Understanding and tackling unethical consumption: The case of counterfeit consumption

HKUST IEMS Working Papers No. 2017-42


Amy N. Dalton, (Joyce) Jingshi Liu, Jiewen Hong

This research examines how consumers feel when they use counterfeits, and how these feelings affect purchase intentions toward counterfeits and genuine brands. We find that counterfeit users experience mixed emotions, stemming from concerns about the signals the counterfeit might send to others. Accordingly, mixed emotions are stronger in public versus private settings, and among consumers chronically concerned about social signaling (i.e., consumers high in social-adjustive motives). Because mixed emotions can be unpleasant, counterfeit users subsequently gravitate away from counterfeits and toward genuine brands (which communicate largely positive social signals and thus elicit no mixed emotions). In this manner, counterfeit consumption may drive demand for genuine brands.
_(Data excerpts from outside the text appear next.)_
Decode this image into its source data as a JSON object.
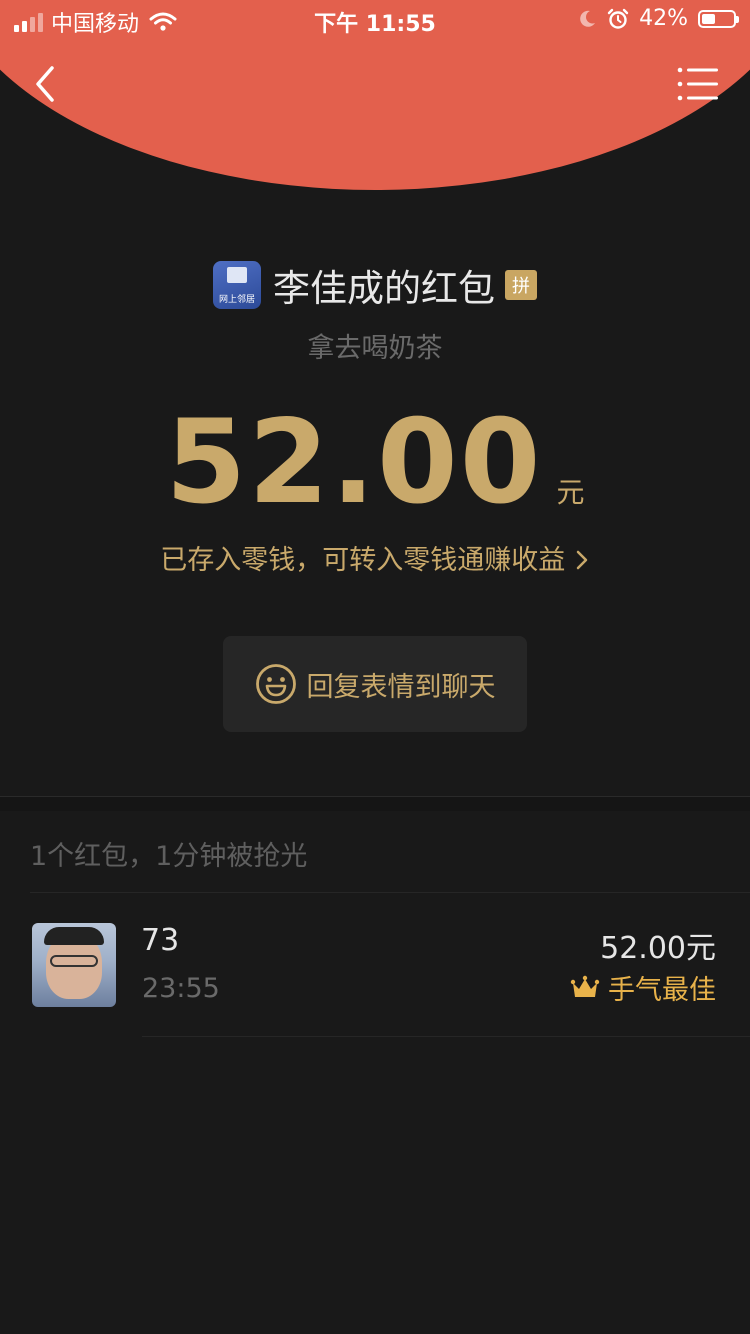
{
  "status_bar": {
    "carrier": "中国移动",
    "time": "下午 11:55",
    "battery": "42%",
    "battery_level": 0.42
  },
  "nav": {
    "back_icon": "chevron-left-icon",
    "menu_icon": "list-icon"
  },
  "packet": {
    "sender_avatar_text": "网上邻居",
    "sender_title": "李佳成的红包",
    "pin_badge": "拼",
    "greeting": "拿去喝奶茶",
    "amount": "52.00",
    "unit": "元",
    "deposit_link": "已存入零钱，可转入零钱通赚收益 ",
    "reply_label": "回复表情到聊天"
  },
  "summary": "1个红包，1分钟被抢光",
  "records": [
    {
      "name": "73",
      "time": "23:55",
      "amount": "52.00元",
      "badge": "手气最佳"
    }
  ],
  "colors": {
    "header_red": "#e3604d",
    "gold": "#c9a96b",
    "best_gold": "#e8b24a",
    "background": "#191919"
  }
}
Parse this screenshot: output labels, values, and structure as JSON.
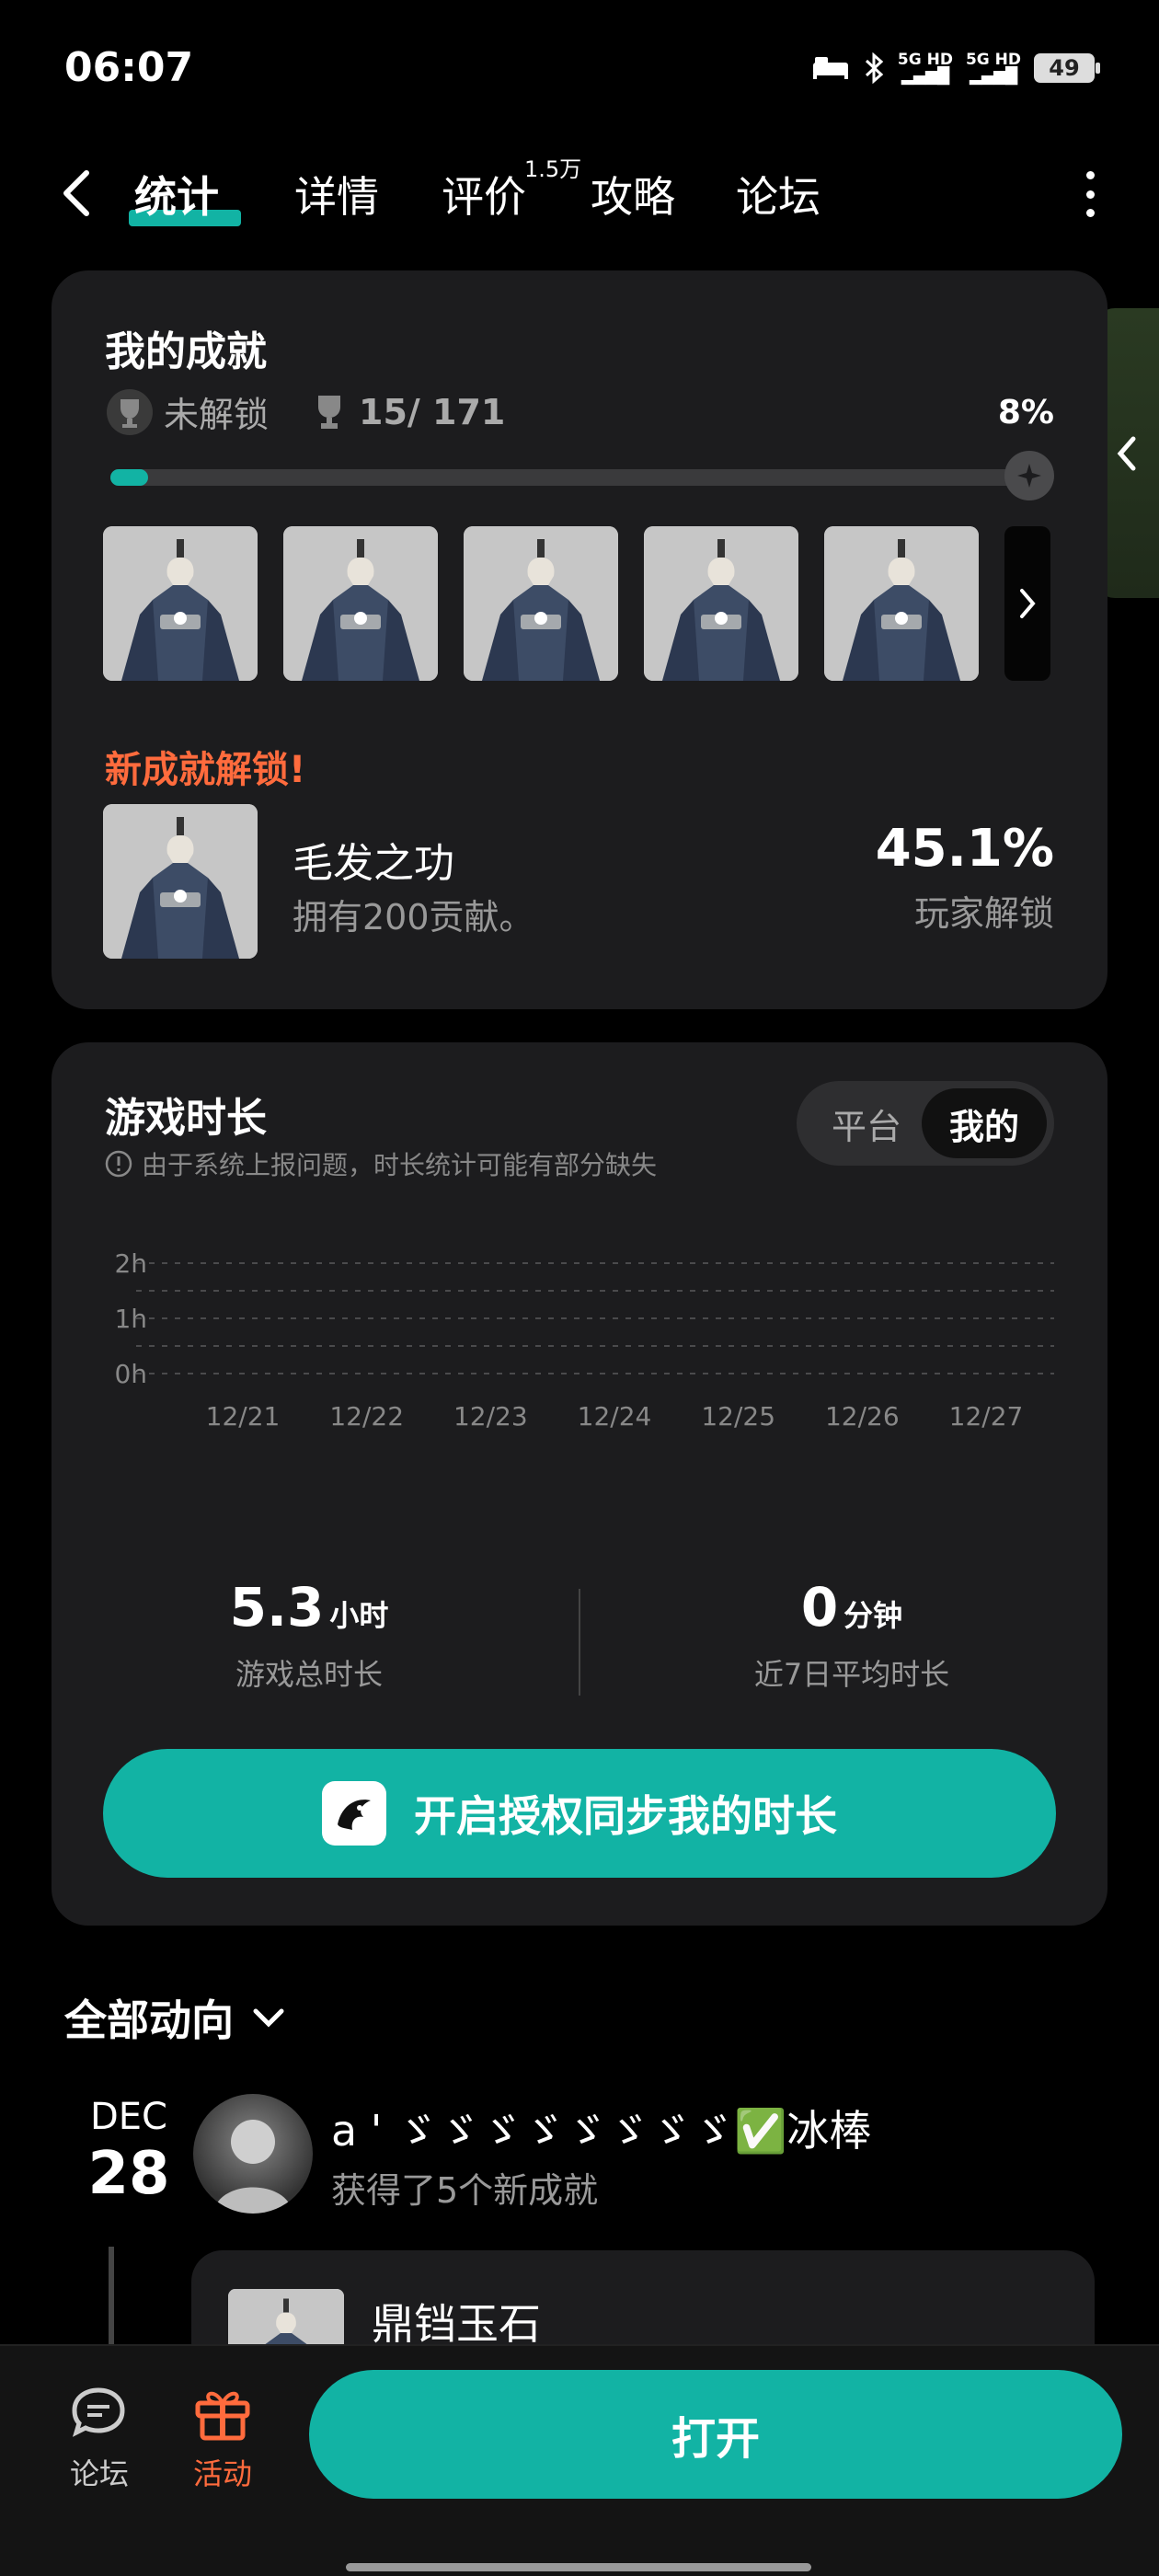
{
  "status": {
    "time": "06:07",
    "signal1": "5G HD",
    "signal2": "5G HD",
    "battery": "49"
  },
  "tabs": [
    {
      "label": "统计"
    },
    {
      "label": "详情"
    },
    {
      "label": "评价"
    },
    {
      "label": "攻略"
    },
    {
      "label": "论坛"
    }
  ],
  "review_badge": "1.5万",
  "achievements": {
    "title": "我的成就",
    "locked_label": "未解锁",
    "count": "15/ 171",
    "percent": "8%",
    "progress": 0.08,
    "new_unlock_label": "新成就解锁!",
    "new_item": {
      "name": "毛发之功",
      "desc": "拥有200贡献。",
      "rate": "45.1%",
      "rate_label": "玩家解锁"
    }
  },
  "playtime": {
    "title": "游戏时长",
    "note": "由于系统上报问题，时长统计可能有部分缺失",
    "toggle_platform": "平台",
    "toggle_mine": "我的",
    "total_value": "5.3",
    "total_unit": "小时",
    "total_label": "游戏总时长",
    "avg_value": "0",
    "avg_unit": "分钟",
    "avg_label": "近7日平均时长",
    "sync_button": "开启授权同步我的时长"
  },
  "chart_data": {
    "type": "line",
    "categories": [
      "12/21",
      "12/22",
      "12/23",
      "12/24",
      "12/25",
      "12/26",
      "12/27"
    ],
    "series": [
      {
        "values": [
          0,
          0,
          0,
          0,
          0,
          0,
          0
        ]
      }
    ],
    "yticks": [
      "2h",
      "1h",
      "0h"
    ],
    "ylim": [
      0,
      2
    ],
    "grid": true
  },
  "feed": {
    "header": "全部动向",
    "month": "DEC",
    "day": "28",
    "user": "a ' ゞゞゞゞゞゞゞゞ✅冰棒",
    "sub": "获得了5个新成就",
    "card_title": "鼎铛玉石"
  },
  "bottom": {
    "forum_label": "论坛",
    "activity_label": "活动",
    "open_label": "打开"
  },
  "colors": {
    "accent": "#12b3a4",
    "highlight": "#ff6b3d"
  }
}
A final experiment tests implications for reducing counterfeit consumption. As predicted, consumers exposed to anticounterfeiting advertisements designed to elicit mixed emotions are willing to pay a higher price premium for genuine over counterfeit products. Collectively, these findings identify the emotional consequences of counterfeit consumption and highlight that an effective way to understand and reduce counterfeit consumption is to focus on the social context in which many counterfeits are used.